A new study led by Southwest Research Institute (SwRI) Planetary Scientist and Associate Vice President Dr. Alan Stern posits that the large, approximately 5-kilometer-long mounds that dominate the appearance of the larger lobe of the pristine Kuiper Belt object Arrokoth are similar enough to suggest a common origin. The SwRI study suggests that these "building blocks" could guide further work on planetesimal formational models. Stern presented these findings this week at the American Astronomical Society's 55th Annual Division for Planetary Sciences (DPS) meeting in San Antonio. These results are now also published in the peer-reviewed Planetary Science Journal.
NASA's New Horizons spacecraft made a close flyby of Arrokoth in 2019. From those data, Stern and his coauthors identified 12 mounds on Arrokoth's larger lobe, Wenu, which are almost the same shape, size, color and reflectivity. They also tentatively identified three more mounds on the object's smaller lobe, Weeyo.
"It's amazing to see this object so well preserved that its shape directly reveals these details of its assembly from a set of building blocks all very similar to one another," said Lowell Observatory's Dr. Will Grundy, co-investigator of the New Horizons mission. "Arrokoth almost looks like a raspberry, made of little sub-units."
Arrokoth's geology supports the streaming instability model of planetesimal formation where collision speeds of just a few miles per hour allowed objects to gently accumulate to build Arrokoth in a local area of the solar nebula undergoing gravitational collapse.
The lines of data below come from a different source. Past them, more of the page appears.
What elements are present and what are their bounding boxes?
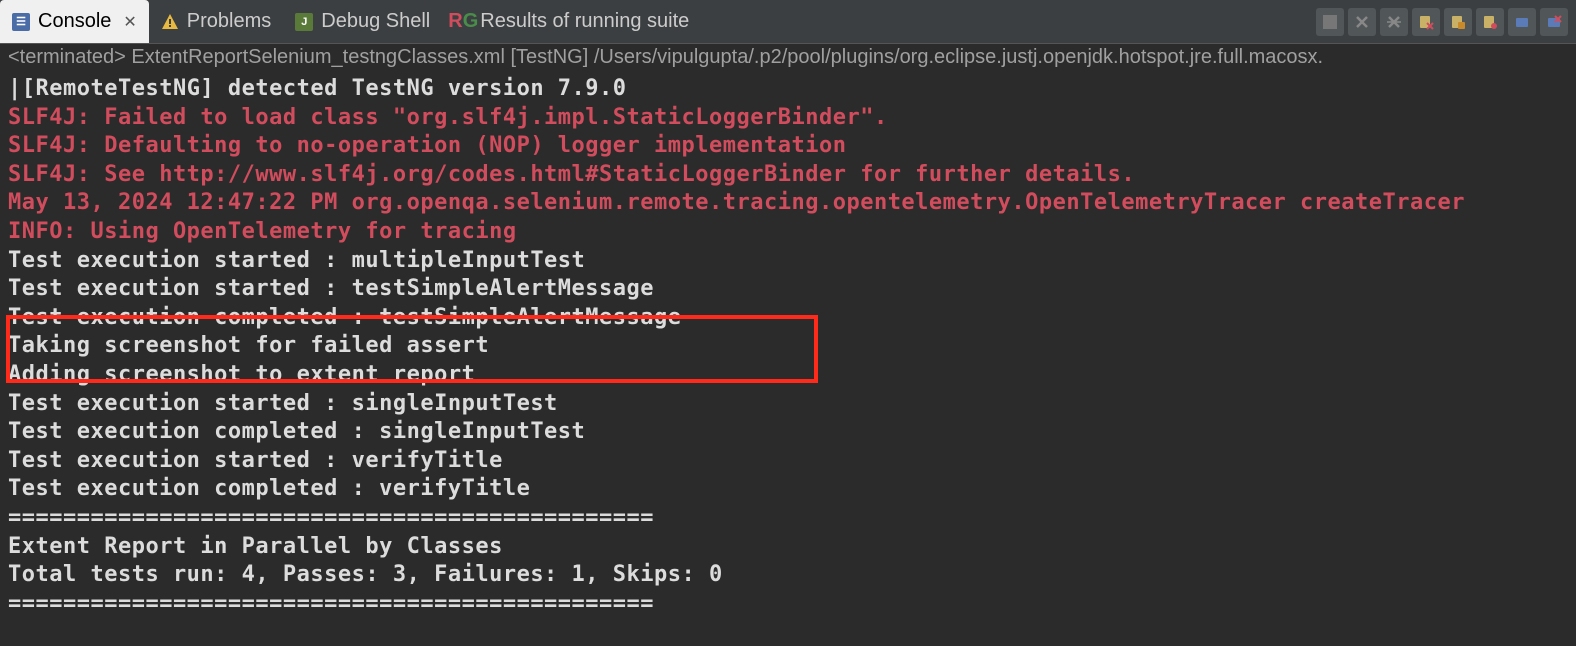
rg-icon: RG [454, 13, 472, 31]
console-line: Test execution completed : verifyTitle [8, 475, 1568, 504]
display-selected-console-button[interactable] [1540, 8, 1568, 36]
tab-console[interactable]: ☰ Console ✕ [0, 0, 149, 43]
console-line: SLF4J: Defaulting to no-operation (NOP) … [8, 132, 1568, 161]
warning-icon [161, 13, 179, 31]
pin-console-button[interactable] [1508, 8, 1536, 36]
console-line: Test execution started : multipleInputTe… [8, 247, 1568, 276]
tab-debug-label: Debug Shell [321, 10, 430, 33]
console-line: |[RemoteTestNG] detected TestNG version … [8, 75, 1568, 104]
console-icon: ☰ [12, 13, 30, 31]
tab-debug-shell[interactable]: J Debug Shell [283, 0, 442, 43]
tab-bar: ☰ Console ✕ Problems J Debug Shell RG Re… [0, 0, 1576, 44]
console-line: Test execution started : testSimpleAlert… [8, 275, 1568, 304]
console-line: SLF4J: Failed to load class "org.slf4j.i… [8, 104, 1568, 133]
console-line: INFO: Using OpenTelemetry for tracing [8, 218, 1568, 247]
console-line: ========================================… [8, 590, 1568, 619]
console-line: Test execution started : verifyTitle [8, 447, 1568, 476]
tab-problems[interactable]: Problems [149, 0, 283, 43]
console-line: Extent Report in Parallel by Classes [8, 533, 1568, 562]
remove-all-launches-button[interactable] [1380, 8, 1408, 36]
console-line: May 13, 2024 12:47:22 PM org.openqa.sele… [8, 189, 1568, 218]
console-line: Test execution completed : testSimpleAle… [8, 304, 1568, 333]
console-output[interactable]: |[RemoteTestNG] detected TestNG version … [0, 71, 1576, 622]
tab-console-label: Console [38, 10, 111, 33]
console-line: ========================================… [8, 504, 1568, 533]
console-toolbar [1316, 8, 1576, 36]
console-line: Total tests run: 4, Passes: 3, Failures:… [8, 561, 1568, 590]
console-line: Taking screenshot for failed assert [8, 332, 1568, 361]
console-line: Adding screenshot to extent report [8, 361, 1568, 390]
tab-results[interactable]: RG Results of running suite [442, 0, 701, 43]
clear-console-button[interactable] [1412, 8, 1440, 36]
console-line: SLF4J: See http://www.slf4j.org/codes.ht… [8, 161, 1568, 190]
tab-problems-label: Problems [187, 10, 271, 33]
debug-j-icon: J [295, 13, 313, 31]
launch-status: <terminated> ExtentReportSelenium_testng… [0, 44, 1576, 71]
terminate-button[interactable] [1316, 8, 1344, 36]
remove-launch-button[interactable] [1348, 8, 1376, 36]
scroll-lock-button[interactable] [1444, 8, 1472, 36]
console-output-container: |[RemoteTestNG] detected TestNG version … [0, 71, 1576, 622]
tab-results-label: Results of running suite [480, 10, 689, 33]
console-line: Test execution started : singleInputTest [8, 390, 1568, 419]
close-icon[interactable]: ✕ [123, 12, 136, 32]
console-line: Test execution completed : singleInputTe… [8, 418, 1568, 447]
word-wrap-button[interactable] [1476, 8, 1504, 36]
"Similarities including in sizes and other properties of Arrokoth's mound structures suggest new insights into its formation," Stern, the Principal Investigator of the New Horizons mission, said. "If the mounds are indeed representative of the building blocks of ancient planetesimals like Arrokoth, then planetesimal formation models will need to explain the preferred size for these building blocks."
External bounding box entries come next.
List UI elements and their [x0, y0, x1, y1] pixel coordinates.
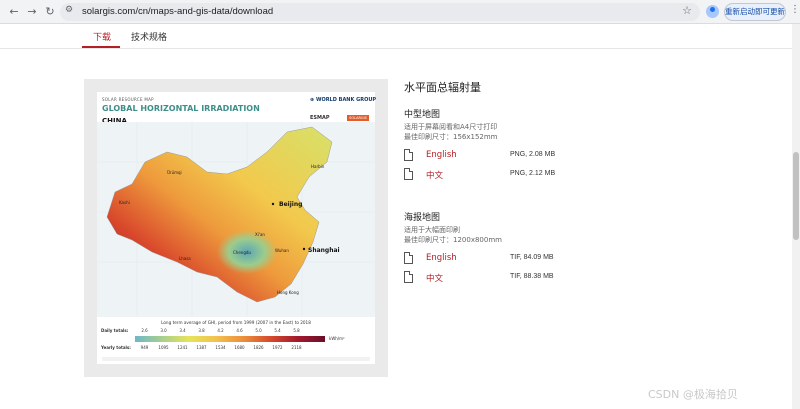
- city-shanghai: Shanghai: [308, 247, 340, 254]
- download-link-chinese-tif[interactable]: 中文: [426, 272, 443, 284]
- section-desc-medium-1: 适用于屏幕阅看和A4尺寸打印: [404, 123, 498, 131]
- world-bank-logo-text: WORLD BANK GROUP: [315, 97, 377, 103]
- section-desc-poster-1: 适用于大幅面印刷: [404, 226, 460, 234]
- star-icon[interactable]: ☆: [682, 4, 692, 17]
- map-footer-strip: [102, 357, 370, 361]
- section-title-medium: 中型地图: [404, 110, 441, 120]
- esmap-logo: ESMAP: [310, 115, 330, 121]
- file-icon: [404, 168, 413, 180]
- url-text: solargis.com/cn/maps-and-gis-data/downlo…: [82, 6, 274, 17]
- more-icon[interactable]: ⋮: [790, 4, 800, 15]
- reload-icon[interactable]: ↻: [42, 4, 58, 20]
- download-link-english-tif[interactable]: English: [426, 253, 457, 263]
- city-beijing: Beijing: [279, 201, 302, 208]
- download-row[interactable]: 中文 TIF, 88.38 MB: [404, 271, 604, 285]
- city-xian: Xi'an: [255, 232, 265, 237]
- download-link-english-png[interactable]: English: [426, 150, 457, 160]
- city-harbin: Harbin: [311, 164, 325, 169]
- file-info: TIF, 84.09 MB: [510, 254, 554, 261]
- file-icon: [404, 149, 413, 161]
- file-info: PNG, 2.12 MB: [510, 170, 556, 177]
- map-image[interactable]: SOLAR RESOURCE MAP GLOBAL HORIZONTAL IRR…: [97, 92, 377, 364]
- download-row[interactable]: English PNG, 2.08 MB: [404, 149, 604, 163]
- city-urumqi: Ürümqi: [167, 170, 182, 175]
- legend-daily-label: Daily totals:: [101, 328, 129, 333]
- city-lhasa: Lhasa: [179, 256, 191, 261]
- download-link-chinese-png[interactable]: 中文: [426, 169, 443, 181]
- tab-specs[interactable]: 技术规格: [131, 30, 167, 43]
- section-desc-medium-2: 最佳印刷尺寸：156x152mm: [404, 133, 498, 141]
- page-title: 水平面总辐射量: [404, 81, 481, 94]
- map-title: GLOBAL HORIZONTAL IRRADIATION: [102, 104, 260, 113]
- world-bank-logo: ⊕ WORLD BANK GROUP: [310, 97, 377, 103]
- active-tab-indicator: [82, 46, 120, 48]
- city-chengdu: Chengdu: [233, 250, 251, 255]
- solargis-logo: SOLARGIS: [347, 115, 369, 121]
- legend-daily-values: 2.6 3.0 3.4 3.8 4.2 4.6 5.0 5.4 5.8: [141, 328, 300, 333]
- city-hongkong: Hong Kong: [277, 290, 299, 295]
- legend-unit: kWh/m²: [329, 336, 345, 341]
- watermark: CSDN @极海拾贝: [648, 388, 738, 401]
- legend-yearly-values: 949 1095 1241 1387 1534 1680 1826 1972 2118: [140, 345, 302, 350]
- forward-icon[interactable]: →: [24, 4, 40, 20]
- legend-yearly-label: Yearly totals:: [101, 345, 131, 350]
- file-info: TIF, 88.38 MB: [510, 273, 554, 280]
- map-subtitle: SOLAR RESOURCE MAP: [102, 97, 154, 102]
- file-info: PNG, 2.08 MB: [510, 151, 556, 158]
- section-desc-poster-2: 最佳印刷尺寸：1200x800mm: [404, 236, 502, 244]
- scrollbar-thumb[interactable]: [793, 152, 799, 240]
- china-irradiation-map: Beijing Shanghai Harbin Hong Kong Chengd…: [97, 122, 375, 317]
- section-title-poster: 海报地图: [404, 213, 441, 223]
- back-icon[interactable]: ←: [6, 4, 22, 20]
- legend-color-bar: [135, 336, 325, 342]
- file-icon: [404, 252, 413, 264]
- file-icon: [404, 271, 413, 283]
- city-kashi: Kashi: [119, 200, 130, 205]
- tab-download[interactable]: 下载: [93, 30, 111, 43]
- browser-toolbar: ← → ↻ ⚙ solargis.com/cn/maps-and-gis-dat…: [0, 0, 800, 24]
- map-preview-panel: SOLAR RESOURCE MAP GLOBAL HORIZONTAL IRR…: [84, 79, 388, 377]
- address-bar[interactable]: ⚙ solargis.com/cn/maps-and-gis-data/down…: [60, 3, 700, 21]
- content-tabs: 下载 技术规格: [0, 24, 792, 49]
- download-row[interactable]: 中文 PNG, 2.12 MB: [404, 168, 604, 182]
- profile-icon[interactable]: [706, 5, 719, 18]
- legend-caption: Long term average of GHI, period from 19…: [161, 320, 311, 325]
- page-scrollbar[interactable]: [792, 24, 800, 409]
- relaunch-button[interactable]: 重新启动即可更新: [724, 3, 786, 21]
- download-row[interactable]: English TIF, 84.09 MB: [404, 252, 604, 266]
- site-info-icon[interactable]: ⚙: [65, 5, 73, 15]
- city-wuhan: Wuhan: [275, 248, 289, 253]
There is a good chance that some of the flyby targets for NASA's Lucy mission to Jupiter's Trojan asteroids and ESA's comet interceptor will be other pristine planetesimals, which could contribute to the understanding of accretion of planetesimals elsewhere in the ancient solar system and whether they differ from processes New Horizons found in the Kuiper Belt.
"It will be important to search for mound-like structures on the planetesimals these missions observe to see how common this phenomenon is, as a further guide to planetesimal formation theories," Stern said.
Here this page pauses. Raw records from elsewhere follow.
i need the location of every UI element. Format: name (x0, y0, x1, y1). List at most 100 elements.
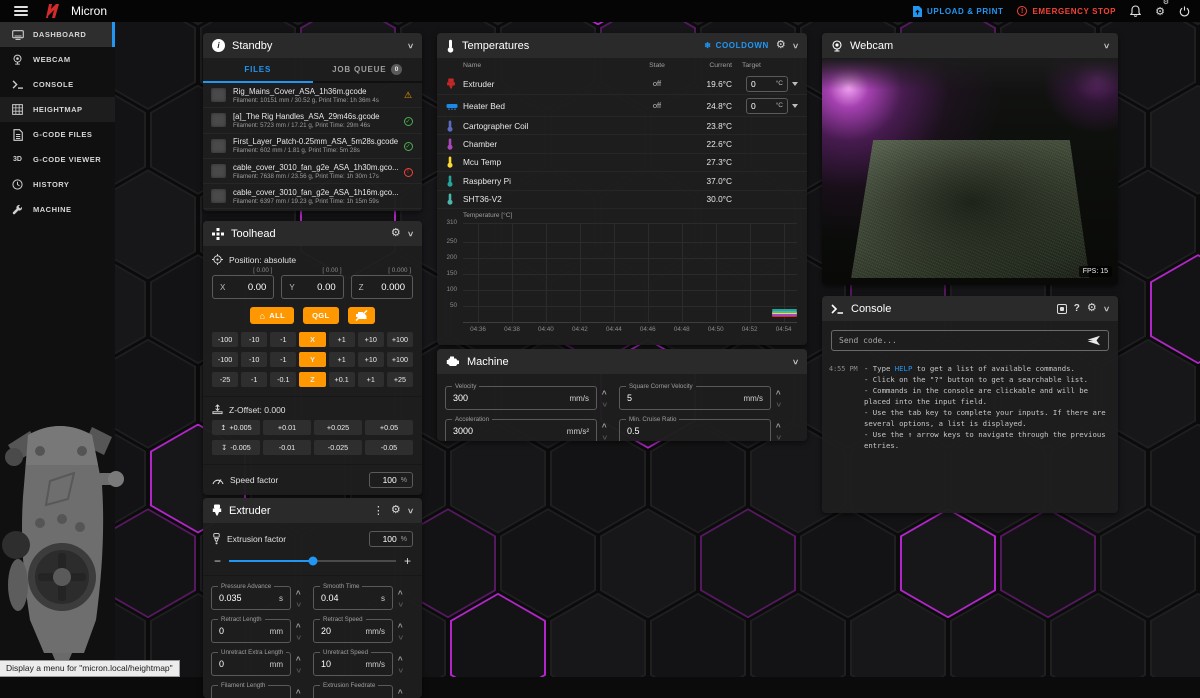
z-offset-up-button-+0.05[interactable]: +0.05 (365, 420, 413, 435)
tab-files[interactable]: FILES (203, 58, 313, 81)
stepper-down-icon[interactable]: > (773, 435, 782, 440)
hide-temporary-messages-icon[interactable] (1057, 304, 1067, 314)
z-offset-down-button--0.01[interactable]: -0.01 (263, 440, 311, 455)
gear-icon[interactable]: ⚙ (776, 40, 786, 51)
jog-button-y-+1[interactable]: +1 (329, 352, 355, 367)
sidebar-item-g-code-files[interactable]: G-CODE FILES (0, 122, 115, 147)
target-temp-input[interactable] (751, 79, 769, 89)
input-field[interactable]: Velocity300mm/s (445, 386, 597, 410)
stepper-up-icon[interactable]: > (773, 423, 782, 428)
jog-button-z-+1[interactable]: +1 (358, 372, 384, 387)
slider-track[interactable] (229, 560, 396, 562)
stepper-up-icon[interactable]: > (395, 656, 404, 661)
collapse-chevron-icon[interactable]: > (1101, 43, 1111, 48)
z-offset-down-button--0.005[interactable]: ↧-0.005 (212, 440, 260, 455)
jog-button-x--1[interactable]: -1 (270, 332, 296, 347)
slider-decrease-button[interactable]: − (214, 555, 221, 567)
jog-button-x-+10[interactable]: +10 (358, 332, 384, 347)
z-offset-up-button-+0.01[interactable]: +0.01 (263, 420, 311, 435)
input-field[interactable]: Filament Length (211, 685, 291, 698)
gear-icon[interactable]: ⚙ (1087, 303, 1097, 314)
jog-button-z-+0.1[interactable]: +0.1 (329, 372, 355, 387)
hamburger-menu-icon[interactable] (14, 6, 28, 16)
ui-settings-gears-icon[interactable]: ⚙ ⚙ (1155, 2, 1165, 20)
z-offset-up-button-+0.025[interactable]: +0.025 (314, 420, 362, 435)
input-field[interactable]: Retract Length0mm (211, 619, 291, 643)
z-offset-up-button-+0.005[interactable]: ↥+0.005 (212, 420, 260, 435)
jog-button-z--25[interactable]: -25 (212, 372, 238, 387)
slider-thumb[interactable] (308, 557, 317, 566)
sidebar-item-machine[interactable]: MACHINE (0, 197, 115, 222)
stepper-up-icon[interactable]: > (293, 590, 302, 595)
sidebar-item-history[interactable]: HISTORY (0, 172, 115, 197)
jog-axis-y[interactable]: Y (299, 352, 325, 367)
stepper-down-icon[interactable]: > (773, 402, 782, 407)
home-all-button[interactable]: ⌂ ALL (250, 307, 294, 324)
target-temp-input-box[interactable]: °C (746, 98, 788, 114)
input-field[interactable]: Unretract Speed10mm/s (313, 652, 393, 676)
input-field[interactable]: Unretract Extra Length0mm (211, 652, 291, 676)
gcode-file-row[interactable]: [a]_The Rig Handles_ASA_29m46s.gcodeFila… (203, 108, 422, 133)
command-help-icon[interactable]: ? (1074, 303, 1080, 314)
gcode-file-row[interactable]: cable_cover_3010_fan_g2e_ASA_1h30m.gco..… (203, 159, 422, 184)
gear-icon[interactable]: ⚙ (391, 228, 401, 239)
notifications-bell-icon[interactable] (1130, 5, 1141, 17)
stepper-down-icon[interactable]: > (293, 635, 302, 640)
gcode-file-row[interactable]: First_Layer_Patch-0.25mm_ASA_5m28s.gcode… (203, 134, 422, 159)
jog-button-z--1[interactable]: -1 (241, 372, 267, 387)
extrusion-factor-value-box[interactable]: 100 % (369, 531, 413, 547)
sidebar-item-console[interactable]: CONSOLE (0, 72, 115, 97)
z-offset-down-button--0.05[interactable]: -0.05 (365, 440, 413, 455)
stepper-down-icon[interactable]: > (395, 635, 404, 640)
collapse-chevron-icon[interactable]: > (405, 231, 415, 236)
jog-axis-x[interactable]: X (299, 332, 325, 347)
stepper-up-icon[interactable]: > (395, 623, 404, 628)
target-temp-input-box[interactable]: °C (746, 76, 788, 92)
stepper-up-icon[interactable]: > (293, 623, 302, 628)
motors-off-button[interactable] (348, 307, 375, 324)
stepper-up-icon[interactable]: > (293, 689, 302, 694)
jog-button-x-+1[interactable]: +1 (329, 332, 355, 347)
sidebar-item-dashboard[interactable]: DASHBOARD (0, 22, 115, 47)
stepper-up-icon[interactable]: > (293, 656, 302, 661)
stepper-down-icon[interactable]: > (599, 402, 608, 407)
speed-factor-value-box[interactable]: 100 % (369, 472, 413, 488)
stepper-up-icon[interactable]: > (599, 423, 608, 428)
gcode-file-row[interactable]: Rig_Mains_Cover_ASA_1h36m.gcodeFilament:… (203, 83, 422, 108)
jog-button-y--10[interactable]: -10 (241, 352, 267, 367)
power-icon[interactable] (1179, 6, 1190, 17)
sidebar-item-webcam[interactable]: WEBCAM (0, 47, 115, 72)
input-field[interactable]: Extrusion Feedrate (313, 685, 393, 698)
collapse-chevron-icon[interactable]: > (790, 43, 800, 48)
stepper-down-icon[interactable]: > (599, 435, 608, 440)
z-offset-down-button--0.025[interactable]: -0.025 (314, 440, 362, 455)
input-field[interactable]: Square Corner Velocity5mm/s (619, 386, 771, 410)
input-field[interactable]: Min. Cruise Ratio0.5 (619, 419, 771, 441)
stepper-up-icon[interactable]: > (773, 390, 782, 395)
sidebar-item-g-code-viewer[interactable]: 3DG-CODE VIEWER (0, 147, 115, 172)
input-field[interactable]: Smooth Time0.04s (313, 586, 393, 610)
gcode-file-row[interactable]: cable_cover_3010_fan_g2e_ASA_1h16m.gco..… (203, 184, 422, 209)
jog-button-y--100[interactable]: -100 (212, 352, 238, 367)
target-preset-dropdown-icon[interactable] (792, 82, 798, 86)
sidebar-item-heightmap[interactable]: HEIGHTMAP (0, 97, 115, 122)
collapse-chevron-icon[interactable]: > (405, 43, 415, 48)
upload-and-print-button[interactable]: UPLOAD & PRINT (913, 6, 1003, 17)
tab-job-queue[interactable]: JOB QUEUE 0 (313, 58, 423, 81)
qgl-button[interactable]: QGL (303, 307, 338, 324)
axis-position-box[interactable]: Y0.00 (281, 275, 343, 299)
jog-button-y-+10[interactable]: +10 (358, 352, 384, 367)
axis-position-box[interactable]: Z0.000 (351, 275, 413, 299)
target-temp-input[interactable] (751, 101, 769, 111)
jog-button-z-+25[interactable]: +25 (387, 372, 413, 387)
stepper-up-icon[interactable]: > (599, 390, 608, 395)
gear-icon[interactable]: ⚙ (391, 505, 401, 516)
stepper-up-icon[interactable]: > (395, 590, 404, 595)
jog-button-y-+100[interactable]: +100 (387, 352, 413, 367)
input-field[interactable]: Retract Speed20mm/s (313, 619, 393, 643)
slider-increase-button[interactable]: + (404, 555, 411, 567)
stepper-down-icon[interactable]: > (293, 602, 302, 607)
jog-button-x--100[interactable]: -100 (212, 332, 238, 347)
send-icon[interactable] (1087, 335, 1101, 346)
jog-button-z--0.1[interactable]: -0.1 (270, 372, 296, 387)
The Johns Hopkins University Applied Physics Laboratory in Laurel, Maryland, designed, built and operates the New Horizons spacecraft, and manages the mission for NASA's Science Mission Directorate. Southwest Research Institute, based in San Antonio, directs the mission via Principal Investigator Stern, who leads the science team, payload operations and encounter science planning. New Horizons is part of the New Frontiers Program managed by NASA's Marshall Space Flight Center in Huntsville, Alabama.